The school newspaper published a photograph capturing the events. Subsequently, the police conducted a search of the school newspaper’s premises in search of evidence related to the alleged assault on the police. The school newspaper filed a lawsuit against the police, contending that they lacked the authority to search for evidence pertaining to third parties who were not suspects. The lawsuit eventually reached the Federal Supreme Court, which ruled against the school newspaper.

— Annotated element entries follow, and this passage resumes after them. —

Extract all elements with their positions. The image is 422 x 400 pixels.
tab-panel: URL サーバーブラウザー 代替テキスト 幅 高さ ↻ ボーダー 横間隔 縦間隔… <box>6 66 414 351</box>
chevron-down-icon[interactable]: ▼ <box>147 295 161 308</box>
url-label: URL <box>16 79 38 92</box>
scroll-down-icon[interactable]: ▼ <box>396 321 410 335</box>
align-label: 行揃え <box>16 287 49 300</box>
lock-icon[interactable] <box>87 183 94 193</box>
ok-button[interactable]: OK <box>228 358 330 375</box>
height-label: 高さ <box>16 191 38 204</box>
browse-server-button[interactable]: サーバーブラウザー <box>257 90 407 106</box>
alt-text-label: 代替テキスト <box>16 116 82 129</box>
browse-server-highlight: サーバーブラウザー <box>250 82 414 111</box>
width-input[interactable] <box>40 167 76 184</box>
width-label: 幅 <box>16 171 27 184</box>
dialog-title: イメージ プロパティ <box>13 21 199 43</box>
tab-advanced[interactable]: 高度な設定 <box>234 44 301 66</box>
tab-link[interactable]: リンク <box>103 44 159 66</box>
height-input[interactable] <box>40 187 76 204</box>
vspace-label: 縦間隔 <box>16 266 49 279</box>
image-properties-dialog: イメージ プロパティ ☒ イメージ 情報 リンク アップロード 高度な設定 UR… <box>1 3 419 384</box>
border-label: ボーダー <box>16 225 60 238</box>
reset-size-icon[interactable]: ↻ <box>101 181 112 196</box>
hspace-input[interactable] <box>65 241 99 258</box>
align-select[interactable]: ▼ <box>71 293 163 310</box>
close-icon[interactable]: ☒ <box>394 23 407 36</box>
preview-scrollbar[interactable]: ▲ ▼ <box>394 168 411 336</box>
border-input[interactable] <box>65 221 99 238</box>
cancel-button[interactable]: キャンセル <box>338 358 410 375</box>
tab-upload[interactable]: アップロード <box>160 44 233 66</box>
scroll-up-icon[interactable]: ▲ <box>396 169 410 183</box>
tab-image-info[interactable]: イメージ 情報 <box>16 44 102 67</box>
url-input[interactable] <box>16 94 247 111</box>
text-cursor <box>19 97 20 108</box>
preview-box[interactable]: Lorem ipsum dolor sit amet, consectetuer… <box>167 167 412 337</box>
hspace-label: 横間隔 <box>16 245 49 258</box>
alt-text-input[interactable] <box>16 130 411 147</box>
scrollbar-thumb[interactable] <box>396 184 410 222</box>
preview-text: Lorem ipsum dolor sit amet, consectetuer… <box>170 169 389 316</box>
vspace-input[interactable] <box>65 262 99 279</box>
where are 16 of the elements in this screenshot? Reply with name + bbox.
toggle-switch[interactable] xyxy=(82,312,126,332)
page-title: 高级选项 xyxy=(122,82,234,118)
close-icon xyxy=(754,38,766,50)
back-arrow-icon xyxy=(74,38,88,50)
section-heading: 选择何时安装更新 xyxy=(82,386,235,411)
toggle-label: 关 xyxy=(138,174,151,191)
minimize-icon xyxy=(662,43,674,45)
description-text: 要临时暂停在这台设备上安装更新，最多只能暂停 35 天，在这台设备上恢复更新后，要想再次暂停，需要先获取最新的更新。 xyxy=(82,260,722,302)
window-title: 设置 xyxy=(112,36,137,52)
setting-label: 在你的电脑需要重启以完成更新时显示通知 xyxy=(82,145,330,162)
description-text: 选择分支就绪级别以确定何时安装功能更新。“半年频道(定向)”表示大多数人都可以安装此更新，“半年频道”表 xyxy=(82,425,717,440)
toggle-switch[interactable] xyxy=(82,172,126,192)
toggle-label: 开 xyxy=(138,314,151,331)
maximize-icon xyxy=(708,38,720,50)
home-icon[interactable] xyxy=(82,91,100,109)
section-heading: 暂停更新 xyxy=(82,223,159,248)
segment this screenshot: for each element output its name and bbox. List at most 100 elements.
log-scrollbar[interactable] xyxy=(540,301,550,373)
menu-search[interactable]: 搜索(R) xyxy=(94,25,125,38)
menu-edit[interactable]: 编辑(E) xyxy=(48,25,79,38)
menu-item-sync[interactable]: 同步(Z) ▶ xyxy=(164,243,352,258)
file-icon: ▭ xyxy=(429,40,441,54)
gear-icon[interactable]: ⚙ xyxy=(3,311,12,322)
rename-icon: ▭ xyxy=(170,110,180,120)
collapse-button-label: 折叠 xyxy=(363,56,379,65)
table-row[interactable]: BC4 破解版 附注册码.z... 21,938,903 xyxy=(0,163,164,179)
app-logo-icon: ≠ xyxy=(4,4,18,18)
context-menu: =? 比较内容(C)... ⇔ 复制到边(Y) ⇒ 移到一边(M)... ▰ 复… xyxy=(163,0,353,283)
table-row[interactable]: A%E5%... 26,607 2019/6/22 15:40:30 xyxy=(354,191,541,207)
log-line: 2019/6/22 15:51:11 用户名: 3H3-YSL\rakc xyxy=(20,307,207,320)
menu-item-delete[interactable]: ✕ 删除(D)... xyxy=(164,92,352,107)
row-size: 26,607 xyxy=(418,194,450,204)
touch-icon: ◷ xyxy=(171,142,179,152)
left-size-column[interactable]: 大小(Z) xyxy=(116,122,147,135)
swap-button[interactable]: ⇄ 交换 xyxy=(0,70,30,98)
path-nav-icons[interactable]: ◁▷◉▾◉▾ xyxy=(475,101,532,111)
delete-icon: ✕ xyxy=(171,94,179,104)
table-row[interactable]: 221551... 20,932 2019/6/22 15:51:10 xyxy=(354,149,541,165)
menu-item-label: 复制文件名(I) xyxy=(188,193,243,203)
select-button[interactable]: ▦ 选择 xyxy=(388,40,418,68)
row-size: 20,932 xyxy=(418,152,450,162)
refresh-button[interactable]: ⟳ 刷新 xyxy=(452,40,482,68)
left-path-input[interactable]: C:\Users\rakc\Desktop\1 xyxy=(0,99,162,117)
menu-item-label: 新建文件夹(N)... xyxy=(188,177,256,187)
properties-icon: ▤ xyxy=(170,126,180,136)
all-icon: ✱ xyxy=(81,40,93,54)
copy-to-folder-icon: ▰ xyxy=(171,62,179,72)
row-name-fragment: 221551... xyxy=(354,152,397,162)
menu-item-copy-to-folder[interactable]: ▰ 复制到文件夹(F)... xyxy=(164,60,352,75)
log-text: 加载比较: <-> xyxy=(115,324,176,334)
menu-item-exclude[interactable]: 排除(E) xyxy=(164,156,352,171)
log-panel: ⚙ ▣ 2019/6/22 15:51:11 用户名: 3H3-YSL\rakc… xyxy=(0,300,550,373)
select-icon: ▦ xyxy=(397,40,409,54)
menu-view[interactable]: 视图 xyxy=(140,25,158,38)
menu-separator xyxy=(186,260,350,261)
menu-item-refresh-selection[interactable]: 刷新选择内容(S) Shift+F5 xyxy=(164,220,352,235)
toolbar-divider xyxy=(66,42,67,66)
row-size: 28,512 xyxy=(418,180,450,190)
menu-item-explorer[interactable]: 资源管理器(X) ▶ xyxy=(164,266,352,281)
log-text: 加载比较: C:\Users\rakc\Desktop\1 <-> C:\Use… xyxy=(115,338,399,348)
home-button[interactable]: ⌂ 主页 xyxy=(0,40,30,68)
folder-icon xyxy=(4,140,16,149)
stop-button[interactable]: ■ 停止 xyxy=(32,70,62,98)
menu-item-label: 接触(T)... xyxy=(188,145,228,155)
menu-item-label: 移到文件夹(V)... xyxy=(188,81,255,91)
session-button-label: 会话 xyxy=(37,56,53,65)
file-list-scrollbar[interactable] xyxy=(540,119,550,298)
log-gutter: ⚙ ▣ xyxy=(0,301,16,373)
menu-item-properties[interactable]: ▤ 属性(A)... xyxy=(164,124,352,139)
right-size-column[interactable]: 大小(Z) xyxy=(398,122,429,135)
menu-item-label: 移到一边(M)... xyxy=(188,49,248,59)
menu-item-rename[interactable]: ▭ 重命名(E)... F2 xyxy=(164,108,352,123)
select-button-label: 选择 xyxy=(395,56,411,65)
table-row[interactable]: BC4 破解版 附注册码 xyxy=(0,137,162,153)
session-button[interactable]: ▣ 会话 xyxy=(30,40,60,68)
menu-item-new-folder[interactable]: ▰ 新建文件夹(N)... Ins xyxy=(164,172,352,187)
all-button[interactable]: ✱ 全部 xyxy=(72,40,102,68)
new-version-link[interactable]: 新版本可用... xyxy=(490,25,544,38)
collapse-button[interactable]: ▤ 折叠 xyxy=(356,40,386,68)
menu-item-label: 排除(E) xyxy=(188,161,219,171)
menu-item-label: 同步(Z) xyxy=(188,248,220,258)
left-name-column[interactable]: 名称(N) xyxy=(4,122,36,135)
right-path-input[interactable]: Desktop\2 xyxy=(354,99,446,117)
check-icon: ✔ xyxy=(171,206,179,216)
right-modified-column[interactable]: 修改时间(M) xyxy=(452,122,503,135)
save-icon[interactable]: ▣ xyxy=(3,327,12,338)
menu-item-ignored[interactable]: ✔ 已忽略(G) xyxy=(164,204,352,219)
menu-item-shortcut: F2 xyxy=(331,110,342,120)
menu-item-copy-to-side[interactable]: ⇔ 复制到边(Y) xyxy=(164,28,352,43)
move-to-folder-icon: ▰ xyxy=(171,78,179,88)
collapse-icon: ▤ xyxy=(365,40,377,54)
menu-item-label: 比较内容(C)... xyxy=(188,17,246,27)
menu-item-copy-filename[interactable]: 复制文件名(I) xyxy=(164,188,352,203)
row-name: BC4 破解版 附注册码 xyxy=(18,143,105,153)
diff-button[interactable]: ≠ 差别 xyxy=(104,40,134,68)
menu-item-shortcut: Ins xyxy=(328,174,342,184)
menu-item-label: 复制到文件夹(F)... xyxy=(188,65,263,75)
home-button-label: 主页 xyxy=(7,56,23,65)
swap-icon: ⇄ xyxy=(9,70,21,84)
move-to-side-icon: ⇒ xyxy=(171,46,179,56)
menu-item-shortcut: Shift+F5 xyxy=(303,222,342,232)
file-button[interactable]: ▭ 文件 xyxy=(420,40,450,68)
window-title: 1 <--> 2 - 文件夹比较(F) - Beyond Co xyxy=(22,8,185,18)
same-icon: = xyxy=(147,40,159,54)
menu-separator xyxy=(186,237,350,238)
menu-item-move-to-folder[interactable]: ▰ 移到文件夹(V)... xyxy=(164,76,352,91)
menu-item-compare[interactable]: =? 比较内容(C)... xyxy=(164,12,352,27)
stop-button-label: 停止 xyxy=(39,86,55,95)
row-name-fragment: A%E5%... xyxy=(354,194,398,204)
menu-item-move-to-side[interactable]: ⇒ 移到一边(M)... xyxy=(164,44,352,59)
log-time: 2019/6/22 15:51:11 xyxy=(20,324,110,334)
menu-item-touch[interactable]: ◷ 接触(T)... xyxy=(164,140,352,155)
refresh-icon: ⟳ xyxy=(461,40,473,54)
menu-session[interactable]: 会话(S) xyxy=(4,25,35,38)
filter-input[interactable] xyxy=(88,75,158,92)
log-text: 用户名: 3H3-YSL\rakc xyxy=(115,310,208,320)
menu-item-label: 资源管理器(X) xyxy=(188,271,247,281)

However, in response, the U.S. Congress enacted the “1980 Privacy Protection Act,” explicitly safeguarding the privacy of third parties who are not suspects.
Confronted with an increasingly outspoken school newspaper, the university began urging the publication to become independent, fearing legal disputes and refusing to play into the hands of the school newspaper. In 1973, students established the Stanford Daily Publishing Company, thus achieving official independence.
Following the independent school newspaper’s exposure of data falsification in the principal’s research paper at the end of the previous year, an investigative team conducted an extensive six-month inquiry. The team concluded that the principal “did not personally engage in unethical scientific research conduct,” but it was determined that his laboratory had manipulated experimental results.
The school newspaper steadfastly maintained its original position in reporting and highlighted that due to the investigative team’s disallowance of anonymity, several key individuals did not cooperate with the inquiry. Consequently, the principal tendered his resignation.